1. 下関(马关mǎguān:下関の別称)条約、第1条の重要性は、「清は朝鮮を独立自主の国である」としたことより、「独立自主を損害するような朝鮮国より清に対する貢献典礼などは今後すべてこれを廃止するものとする」という後段である。

 

① すなわち、中国の朝貢体制が崩壊した。従って、琉球の日本合併も正式にはこの時である。

 

② 遼東半島, 澎湖諸島, 台湾を清は日本に割譲する。台湾征服戦争は前節で触れた。いずれも日本の侵略である。

中国分割に拍車をかけたことは事実である。それにしても64頁の地図は酷い。本当に版権をもらったのなら、こんな裏字の見える資料を #岩波書店 が提示するわけがない。教室と出版は違うよ。

沙市(shāshì), 重慶(chóngqìng), 蘇州(sūzhōu), 杭州(hángzhōu)を開港させた。その結果最恵国待遇でイギリスが長江流域を支配することになる。

 

③ 2億テール(両)の賠償金, 3千万テールの三国干渉による賠償金を子どもたちは実感できないから、それを分かるように説明すべきである。

計2億3千万テール(両)。当時の時価で日本円3億6千万円。

当時の日本の国家予算8千万円の4年分強以上の銀を、3年分割、イギリス=ポンド金貨で支払わせた(2021年度予算総額106.6兆円×4年分=426兆円)。その保証として3年間日本は山東省を軍事占領した。

 

清は財政破綻をきたし、鉄道鉱山利権,租借地借款で、繕おうとするが「瓜分の危機」を持つに至った。

 

2. 八国聯軍侵略戦争 

1900年6月17日、八国聯軍が大沽砲台(天津へ向かう海河河口。南北土塁の上に砲台があった)を攻撃した。

(八国联军侵略时期照片集 / 北京:学苑出版社 / 229頁)

慈禧大后(cíxǐdàhòu:日本でいう西大后)は宣戦を決意した。義和団の乱が原因ではない。宣戦布告をしたから八国聯軍が来たのではない。2000年7月14日、天津が日本に占領された。

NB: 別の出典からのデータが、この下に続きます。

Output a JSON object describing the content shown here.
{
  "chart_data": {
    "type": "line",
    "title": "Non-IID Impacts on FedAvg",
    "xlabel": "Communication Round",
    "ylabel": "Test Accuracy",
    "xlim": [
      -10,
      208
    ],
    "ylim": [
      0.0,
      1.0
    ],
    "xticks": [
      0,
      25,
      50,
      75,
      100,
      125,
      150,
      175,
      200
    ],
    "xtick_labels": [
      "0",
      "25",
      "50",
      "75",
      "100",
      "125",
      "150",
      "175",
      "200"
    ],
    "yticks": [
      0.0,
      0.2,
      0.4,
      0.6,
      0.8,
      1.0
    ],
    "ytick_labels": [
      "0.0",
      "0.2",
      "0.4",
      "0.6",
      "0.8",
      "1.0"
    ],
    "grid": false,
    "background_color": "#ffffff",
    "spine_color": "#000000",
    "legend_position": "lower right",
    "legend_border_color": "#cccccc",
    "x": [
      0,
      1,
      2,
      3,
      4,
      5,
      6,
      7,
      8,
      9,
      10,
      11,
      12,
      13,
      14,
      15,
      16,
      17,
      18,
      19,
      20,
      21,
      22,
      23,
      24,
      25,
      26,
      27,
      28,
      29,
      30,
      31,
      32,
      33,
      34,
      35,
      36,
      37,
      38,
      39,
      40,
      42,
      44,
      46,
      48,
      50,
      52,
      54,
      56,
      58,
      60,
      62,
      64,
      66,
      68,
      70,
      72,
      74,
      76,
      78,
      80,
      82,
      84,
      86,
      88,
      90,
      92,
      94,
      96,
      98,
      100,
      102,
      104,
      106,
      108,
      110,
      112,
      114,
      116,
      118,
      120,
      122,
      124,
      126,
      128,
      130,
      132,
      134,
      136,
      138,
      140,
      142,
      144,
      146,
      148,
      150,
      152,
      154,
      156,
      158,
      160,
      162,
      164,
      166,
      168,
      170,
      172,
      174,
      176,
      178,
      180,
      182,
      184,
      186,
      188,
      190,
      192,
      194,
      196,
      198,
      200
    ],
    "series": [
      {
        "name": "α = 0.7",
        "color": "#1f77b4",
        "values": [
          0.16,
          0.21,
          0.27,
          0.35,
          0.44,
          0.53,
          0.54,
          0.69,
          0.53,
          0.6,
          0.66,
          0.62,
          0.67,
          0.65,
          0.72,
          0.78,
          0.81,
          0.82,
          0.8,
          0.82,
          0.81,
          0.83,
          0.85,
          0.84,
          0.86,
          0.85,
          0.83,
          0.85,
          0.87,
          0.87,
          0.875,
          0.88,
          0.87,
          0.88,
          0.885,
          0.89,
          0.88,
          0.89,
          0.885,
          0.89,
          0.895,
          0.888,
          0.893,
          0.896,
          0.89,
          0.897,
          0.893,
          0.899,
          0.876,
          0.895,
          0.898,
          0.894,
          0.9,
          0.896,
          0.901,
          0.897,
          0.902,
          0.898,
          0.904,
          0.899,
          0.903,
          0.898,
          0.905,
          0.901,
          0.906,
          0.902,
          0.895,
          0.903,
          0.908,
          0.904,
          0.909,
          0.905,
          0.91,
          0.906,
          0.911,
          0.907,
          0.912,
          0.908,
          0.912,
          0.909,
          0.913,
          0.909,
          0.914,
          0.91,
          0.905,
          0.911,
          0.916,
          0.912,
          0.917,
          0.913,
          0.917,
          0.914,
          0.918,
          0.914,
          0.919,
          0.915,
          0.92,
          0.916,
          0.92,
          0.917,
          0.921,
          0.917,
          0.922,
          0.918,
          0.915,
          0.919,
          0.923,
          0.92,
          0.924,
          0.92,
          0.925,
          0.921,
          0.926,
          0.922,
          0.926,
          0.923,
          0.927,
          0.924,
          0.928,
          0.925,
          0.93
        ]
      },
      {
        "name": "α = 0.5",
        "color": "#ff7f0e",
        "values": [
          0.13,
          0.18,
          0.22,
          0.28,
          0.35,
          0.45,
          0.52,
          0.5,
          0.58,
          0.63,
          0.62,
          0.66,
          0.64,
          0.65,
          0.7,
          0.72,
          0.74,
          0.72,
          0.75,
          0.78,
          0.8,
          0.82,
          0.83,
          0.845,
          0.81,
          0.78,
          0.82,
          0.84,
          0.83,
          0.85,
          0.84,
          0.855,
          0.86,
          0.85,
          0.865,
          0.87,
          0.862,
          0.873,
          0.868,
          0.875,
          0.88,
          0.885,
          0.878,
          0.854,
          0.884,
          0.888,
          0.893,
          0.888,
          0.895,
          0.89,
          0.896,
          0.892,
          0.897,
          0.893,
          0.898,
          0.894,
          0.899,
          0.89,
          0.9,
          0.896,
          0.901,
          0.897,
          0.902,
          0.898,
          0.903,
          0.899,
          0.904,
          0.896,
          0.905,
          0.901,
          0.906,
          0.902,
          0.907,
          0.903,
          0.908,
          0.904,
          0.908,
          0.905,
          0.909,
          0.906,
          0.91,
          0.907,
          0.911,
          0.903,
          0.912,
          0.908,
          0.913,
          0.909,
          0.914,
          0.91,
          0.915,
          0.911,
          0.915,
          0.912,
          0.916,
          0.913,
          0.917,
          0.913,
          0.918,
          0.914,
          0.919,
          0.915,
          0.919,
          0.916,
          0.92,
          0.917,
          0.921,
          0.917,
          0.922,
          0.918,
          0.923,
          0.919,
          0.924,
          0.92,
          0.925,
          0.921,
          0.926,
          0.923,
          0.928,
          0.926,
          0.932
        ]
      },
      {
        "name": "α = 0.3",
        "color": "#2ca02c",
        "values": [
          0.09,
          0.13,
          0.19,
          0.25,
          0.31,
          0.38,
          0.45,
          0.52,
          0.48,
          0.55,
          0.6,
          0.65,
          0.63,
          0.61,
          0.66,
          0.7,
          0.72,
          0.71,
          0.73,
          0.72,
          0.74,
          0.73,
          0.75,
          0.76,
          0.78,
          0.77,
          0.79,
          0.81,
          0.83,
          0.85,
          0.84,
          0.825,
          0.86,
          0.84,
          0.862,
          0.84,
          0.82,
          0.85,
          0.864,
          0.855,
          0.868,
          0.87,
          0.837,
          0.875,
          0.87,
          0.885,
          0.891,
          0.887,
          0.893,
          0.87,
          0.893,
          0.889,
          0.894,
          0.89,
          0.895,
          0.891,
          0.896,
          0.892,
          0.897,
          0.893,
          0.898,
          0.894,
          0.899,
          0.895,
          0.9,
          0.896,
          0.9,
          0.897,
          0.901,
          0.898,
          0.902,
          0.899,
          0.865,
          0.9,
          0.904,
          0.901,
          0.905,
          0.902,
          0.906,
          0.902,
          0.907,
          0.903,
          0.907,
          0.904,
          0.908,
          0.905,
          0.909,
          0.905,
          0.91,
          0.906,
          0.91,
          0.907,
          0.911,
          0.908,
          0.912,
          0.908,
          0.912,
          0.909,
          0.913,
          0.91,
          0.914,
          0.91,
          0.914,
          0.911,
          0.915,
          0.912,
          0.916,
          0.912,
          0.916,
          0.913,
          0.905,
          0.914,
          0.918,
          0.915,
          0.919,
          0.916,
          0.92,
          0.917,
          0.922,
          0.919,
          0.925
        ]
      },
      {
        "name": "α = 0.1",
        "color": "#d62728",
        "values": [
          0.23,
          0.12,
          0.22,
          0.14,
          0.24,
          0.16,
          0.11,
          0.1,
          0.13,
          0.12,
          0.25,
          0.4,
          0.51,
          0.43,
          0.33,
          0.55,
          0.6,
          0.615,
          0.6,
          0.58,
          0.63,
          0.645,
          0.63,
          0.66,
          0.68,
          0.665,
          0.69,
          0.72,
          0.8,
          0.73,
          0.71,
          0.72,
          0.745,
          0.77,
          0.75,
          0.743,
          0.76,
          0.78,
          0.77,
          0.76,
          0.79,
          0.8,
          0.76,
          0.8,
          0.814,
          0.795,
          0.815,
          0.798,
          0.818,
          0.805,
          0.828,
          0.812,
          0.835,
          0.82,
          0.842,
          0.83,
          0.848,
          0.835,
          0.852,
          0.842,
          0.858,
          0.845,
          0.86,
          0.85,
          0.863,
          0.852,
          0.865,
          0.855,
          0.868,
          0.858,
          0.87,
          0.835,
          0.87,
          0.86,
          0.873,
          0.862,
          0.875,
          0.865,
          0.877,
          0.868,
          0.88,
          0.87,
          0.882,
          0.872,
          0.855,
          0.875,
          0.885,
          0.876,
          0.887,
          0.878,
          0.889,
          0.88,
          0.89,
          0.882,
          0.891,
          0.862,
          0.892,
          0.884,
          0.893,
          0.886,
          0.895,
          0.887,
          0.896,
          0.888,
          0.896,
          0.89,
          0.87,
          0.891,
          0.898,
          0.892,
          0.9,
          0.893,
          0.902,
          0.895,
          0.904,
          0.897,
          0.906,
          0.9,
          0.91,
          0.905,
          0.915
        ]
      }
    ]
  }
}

八国聯軍19,000人(内8,000人が日本軍)は8月14日北京に侵入し、略奪の限りを尽くした。

この戦争は天津の限定的な戦争であったにも関わらず、児玉源太郎台湾総督が厦門(xiàmén)を占領しようとした。アメリカ,イギリスが反発し実現できなかった。

 

これらの日本の仕業は、日本の侵略の本質をよく表している。

 

では八国聯軍の実態。

有名な写真である(Wikipediaより)

なぜ八国なのに9人の兵士がいるのか。これを探究活動にすれば良い。

3,000人派遣した殆どはインド兵であった。だから左から4人目にインド兵がいる。イギリス兵は海軍が主力であった。

日本軍8,000人、ロシア軍4,800人、イギリス軍3,000人、アメリカ軍2,100人、フランス軍800人、オーストリア=ハンガリー軍58人、イタリア軍53人、ドイツ軍は遅れて出兵。

実は「歴史総合の授業」(71頁)のように、イギリスは南アフリカ戦争に陸軍の全精力を投入しており、兵を送れなかった。このことを分からないと日本=イギリス同盟がなぜ結成されたか、分からない。